Originally posted by @Kevin Roy :

Hello everyone,

I am trying to figure out how to depreciate my rental property. Any help would be greatly appreciated!

Here's the details.  We bought the condo in 2006 (towards the height of the bubble..) for around 180k, lived in it for about a year then moved away.  We didn't know anything about depreciation and failed to take advantage of it while initially renting it out.  After about 3 years of renting, we moved back in.  After 4 years, we moved out and are now renting it again; and are more educated on the way rentals work. We want to depreciate it for tax purposes but are unsure exactly how to do so because of buying during the peak of the market.  The market value of the property is now about 140k.  Do I depreciate based on the purchase price and upgrades to the property, or depreciate the market value?

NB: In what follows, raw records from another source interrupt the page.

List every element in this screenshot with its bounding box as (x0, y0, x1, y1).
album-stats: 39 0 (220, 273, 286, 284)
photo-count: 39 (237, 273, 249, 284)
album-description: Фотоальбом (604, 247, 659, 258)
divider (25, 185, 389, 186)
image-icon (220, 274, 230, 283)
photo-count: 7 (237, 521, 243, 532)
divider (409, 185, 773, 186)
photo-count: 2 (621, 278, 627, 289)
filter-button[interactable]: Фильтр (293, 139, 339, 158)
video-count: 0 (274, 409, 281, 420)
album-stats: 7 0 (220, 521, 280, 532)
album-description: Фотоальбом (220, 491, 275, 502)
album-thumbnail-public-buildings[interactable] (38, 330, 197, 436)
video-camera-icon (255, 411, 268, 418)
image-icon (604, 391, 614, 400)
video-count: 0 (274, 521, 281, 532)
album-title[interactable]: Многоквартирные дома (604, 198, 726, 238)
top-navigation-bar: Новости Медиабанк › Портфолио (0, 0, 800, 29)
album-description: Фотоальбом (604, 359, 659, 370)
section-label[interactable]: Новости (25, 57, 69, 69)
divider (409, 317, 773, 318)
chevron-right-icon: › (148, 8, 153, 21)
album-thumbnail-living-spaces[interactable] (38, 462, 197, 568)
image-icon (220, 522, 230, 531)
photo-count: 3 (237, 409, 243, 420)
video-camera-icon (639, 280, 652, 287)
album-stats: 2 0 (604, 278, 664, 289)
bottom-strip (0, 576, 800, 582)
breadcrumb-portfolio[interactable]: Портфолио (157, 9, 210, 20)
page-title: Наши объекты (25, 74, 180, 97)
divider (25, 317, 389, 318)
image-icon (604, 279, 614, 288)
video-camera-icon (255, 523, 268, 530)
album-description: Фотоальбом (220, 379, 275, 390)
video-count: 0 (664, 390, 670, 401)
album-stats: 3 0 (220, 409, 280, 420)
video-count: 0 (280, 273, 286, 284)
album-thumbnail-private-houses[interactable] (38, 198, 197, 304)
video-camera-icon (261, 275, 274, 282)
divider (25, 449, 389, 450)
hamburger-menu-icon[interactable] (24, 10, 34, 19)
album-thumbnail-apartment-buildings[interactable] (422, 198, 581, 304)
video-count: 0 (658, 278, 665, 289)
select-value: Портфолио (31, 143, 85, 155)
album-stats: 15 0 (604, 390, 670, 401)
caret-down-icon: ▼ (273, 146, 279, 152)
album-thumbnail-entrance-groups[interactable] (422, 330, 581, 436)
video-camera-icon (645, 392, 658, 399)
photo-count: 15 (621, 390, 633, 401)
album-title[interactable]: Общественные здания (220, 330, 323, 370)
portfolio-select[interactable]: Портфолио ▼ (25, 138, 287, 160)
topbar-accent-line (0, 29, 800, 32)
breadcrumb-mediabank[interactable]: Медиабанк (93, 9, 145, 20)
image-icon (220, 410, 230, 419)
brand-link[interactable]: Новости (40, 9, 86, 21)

Thanks again for any advice!

-Kevin

Hey Kevin, 

So as mentioned depreciation is not option- so you need to go back and use a special form to account for that missed depreciation. 

When you convert to a rental you depreciate it based on the LOWER of the purchase price, or the FMV at the time you converted it.

There depreciation schedule would basically pause for those years you moved back in, and continue on the same timeline once it was moved back into being a renal. 

Any upgrades and renovations come into account as well. 

@Kevin Roy I think you are only required to keep tax revords for 3 years so the first rental period in no longer of record...as if it never happened. You didnt depreciate so no harm no foul, imo. But now do everything correctly...first thing is to go to the irs site and read the official instructions...they tell you how to come up with cost basis...and not 100% trust people on the internet for tax advice. You can trust jk lasser or nolo...established (20-40 years) book publishers with editorial staff that check for errors.